Property Management – Choosing Proper Materials For Rental Property

by John on February 8, 2015

There are a million ways to manage property. Providence property management is similar to Property Management in Greeley, Los Angeles or Chicago. Many cities face challenges in property management, Providence, Baltimore, and Richmond being no exceptions. One of the main challenges in property management is keeping the property in good condition. There are two basic strategies for maintaining property integrity. First is careful selection of the occupants. Second is the selection of materials that go into a property.

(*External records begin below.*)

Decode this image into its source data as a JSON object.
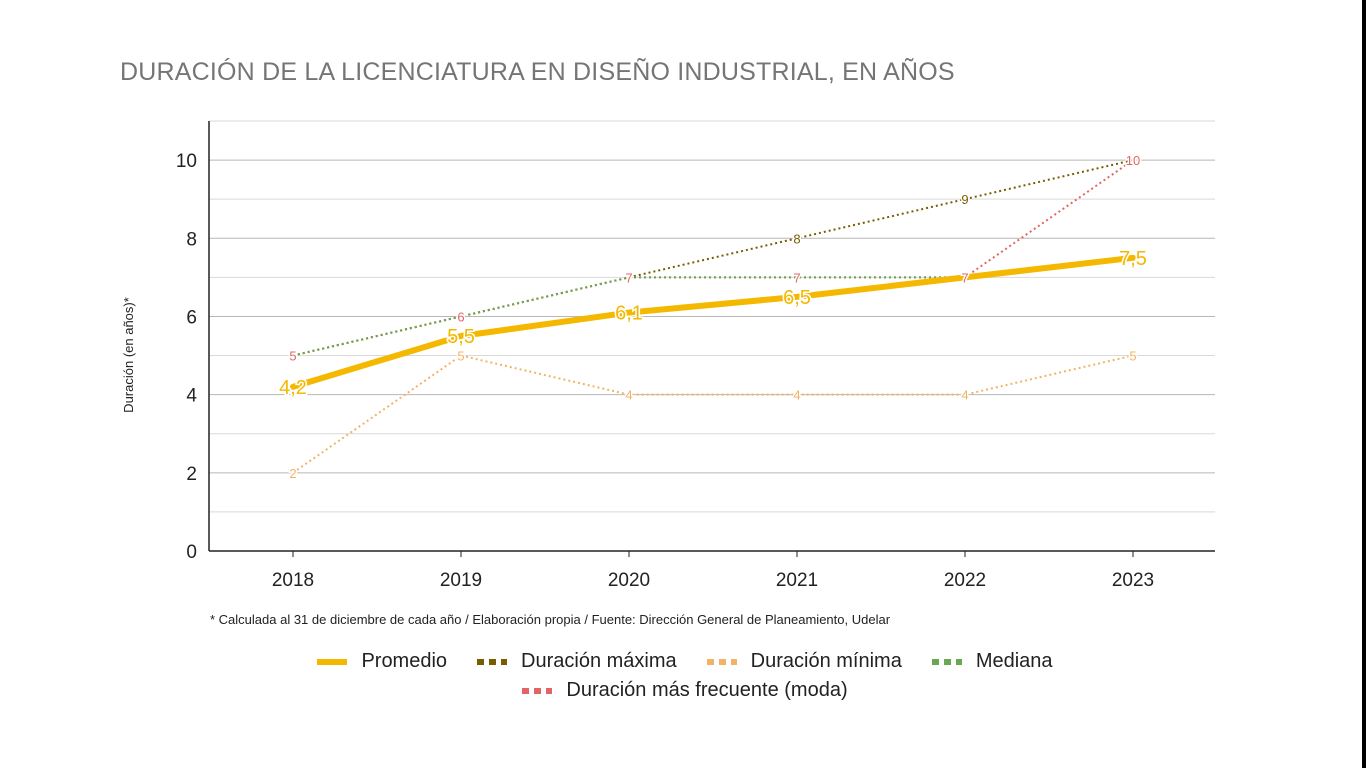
{
  "chart_data": {
    "type": "line",
    "title": "DURACIÓN DE LA LICENCIATURA EN DISEÑO INDUSTRIAL, EN AÑOS",
    "ylabel": "Duración (en años)*",
    "xlabel": "",
    "footnote": "* Calculada al 31 de diciembre de cada año / Elaboración propia / Fuente: Dirección General de Planeamiento, Udelar",
    "categories": [
      "2018",
      "2019",
      "2020",
      "2021",
      "2022",
      "2023"
    ],
    "ylim": [
      0,
      11
    ],
    "yticks": [
      0,
      2,
      4,
      6,
      8,
      10
    ],
    "grid": true,
    "legend_position": "bottom",
    "series": [
      {
        "name": "Duración máxima",
        "values": [
          5,
          6,
          7,
          8,
          9,
          10
        ],
        "labels": [
          "",
          "",
          "",
          "8",
          "9",
          ""
        ],
        "color": "#7a5c00",
        "style": "dotted"
      },
      {
        "name": "Duración mínima",
        "values": [
          2,
          5,
          4,
          4,
          4,
          5
        ],
        "labels": [
          "2",
          "5",
          "4",
          "4",
          "4",
          "5"
        ],
        "color": "#f2b366",
        "style": "dotted"
      },
      {
        "name": "Duración más frecuente (moda)",
        "values": [
          5,
          6,
          7,
          7,
          7,
          10
        ],
        "labels": [
          "5",
          "6",
          "7",
          "7",
          "7",
          "10"
        ],
        "color": "#e06666",
        "style": "dotted"
      },
      {
        "name": "Mediana",
        "values": [
          5,
          6,
          7,
          7,
          7,
          7.5
        ],
        "labels": [
          "",
          "",
          "",
          "",
          "",
          ""
        ],
        "color": "#6aa84f",
        "style": "dotted"
      },
      {
        "name": "Promedio",
        "values": [
          4.2,
          5.5,
          6.1,
          6.5,
          7,
          7.5
        ],
        "labels": [
          "4,2",
          "5,5",
          "6,1",
          "6,5",
          "",
          "7,5"
        ],
        "color": "#f5b800",
        "style": "solid"
      }
    ],
    "legend_rows": [
      [
        "Promedio",
        "Duración máxima",
        "Duración mínima",
        "Mediana"
      ],
      [
        "Duración más frecuente (moda)"
      ]
    ]
  }
}
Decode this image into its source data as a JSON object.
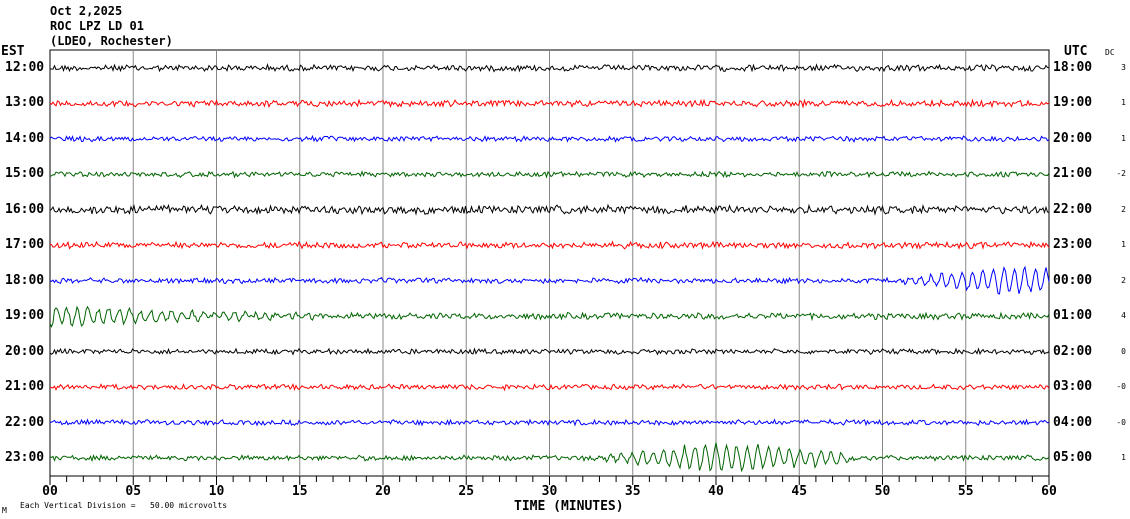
{
  "header": {
    "date": "Oct 2,2025",
    "station": "ROC LPZ LD 01",
    "network": "(LDEO, Rochester)"
  },
  "left_tz": "EST",
  "right_tz": "UTC",
  "dc_label": "DC",
  "footer": {
    "scale": "Each Vertical Division =   50.00 microvolts",
    "mark": "M"
  },
  "chart_data": {
    "type": "line",
    "title": "ROC LPZ LD 01 helicorder, Oct 2,2025",
    "xlabel": "TIME (MINUTES)",
    "xlim": [
      0,
      60
    ],
    "xticks": [
      "00",
      "05",
      "10",
      "15",
      "20",
      "25",
      "30",
      "35",
      "40",
      "45",
      "50",
      "55",
      "60"
    ],
    "minor_tick_step_minutes": 1,
    "grid": "vertical every 5 minutes",
    "rows": [
      {
        "est": "12:00",
        "utc": "18:00",
        "dc": "3",
        "color": "#000000",
        "noise": 3,
        "events": []
      },
      {
        "est": "13:00",
        "utc": "19:00",
        "dc": "1",
        "color": "#ff0000",
        "noise": 3,
        "events": []
      },
      {
        "est": "14:00",
        "utc": "20:00",
        "dc": "1",
        "color": "#0000ff",
        "noise": 2.5,
        "events": []
      },
      {
        "est": "15:00",
        "utc": "21:00",
        "dc": "-2",
        "color": "#006400",
        "noise": 2.5,
        "events": []
      },
      {
        "est": "16:00",
        "utc": "22:00",
        "dc": "2",
        "color": "#000000",
        "noise": 4,
        "events": []
      },
      {
        "est": "17:00",
        "utc": "23:00",
        "dc": "1",
        "color": "#ff0000",
        "noise": 3,
        "events": []
      },
      {
        "est": "18:00",
        "utc": "00:00",
        "dc": "2",
        "color": "#0000ff",
        "noise": 2.5,
        "events": [
          {
            "start": 50,
            "peak": 58,
            "end": 60,
            "amp": 15
          }
        ]
      },
      {
        "est": "19:00",
        "utc": "01:00",
        "dc": "4",
        "color": "#006400",
        "noise": 3,
        "events": [
          {
            "start": -2,
            "peak": 0,
            "end": 19,
            "amp": 10
          }
        ]
      },
      {
        "est": "20:00",
        "utc": "02:00",
        "dc": "0",
        "color": "#000000",
        "noise": 2.5,
        "events": []
      },
      {
        "est": "21:00",
        "utc": "03:00",
        "dc": "-0",
        "color": "#ff0000",
        "noise": 2.5,
        "events": []
      },
      {
        "est": "22:00",
        "utc": "04:00",
        "dc": "-0",
        "color": "#0000ff",
        "noise": 2.5,
        "events": []
      },
      {
        "est": "23:00",
        "utc": "05:00",
        "dc": "1",
        "color": "#006400",
        "noise": 2.5,
        "events": [
          {
            "start": 32,
            "peak": 40,
            "end": 48,
            "amp": 15
          }
        ]
      }
    ]
  }
}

Choosing occupants is a risky business and dangerous business. Often the owners of the property come with their own ingrained beliefs as to who might make a good tenant. These are often based in stereotypes and prejudices. It is important to avoid selecting tenants on the basis of any preconceived idea as to who might make a better tenant. Well meaning owners or managers could easily violate the fair housing act by profiling perspective tenants. Decisions should be made on occupancy rates and property use issues. While there are many ways to decide which tenant to choose, these are often fraught with either intangibles or purely clinical information such as credit score. Whole clinics exist to navigate the legalities and uncertainties of tenant selection.
The materials used in a property offer a more concrete, pun intended way of managing a properties integrity. There are two basic schools of thought in property maintenance. The first school of thought is to use inexpensive materials because if these get destroyed they are less expensive to replace. The other school of thought is to use more durable materials. Using flooring as an example, these choices can be better illustrated.
If a kitchen is covered in a cheap glue-down linoleum there may be an immediate savings of several hundred dollars. This is a material that can be quickly replaced when it gets worn out. Typically these products come with a 5 year warranty, which is a good way of estimating its life span. While this may seem cost effective, it could mean frequent replacement and it is often less appealing, both visually and physically, as it tends to be thinner and harder on the feet. Moving up to a thicker more durable and more expensive linoleum can be economical in that in lasts longer and endures more abuse. Moving into laminate or even engineered wood is a more expensive proposition, but these are also durable options and bring value to properties that call result in higher rents.
Most commercial rental properties require a fine balance between inexpensive building materials, durable construction materials, and esthetically pleasing materials. It is important to approach materials with the concept of cost per year and increased return. More expensive materials can often pay for themselves in durability and increased value. The function of the property is essential to determining these choices as well. A rental for financially secure young families might use different materials then a rental for transient college students. The approach to materials requires some foresight and consideration of use and market value.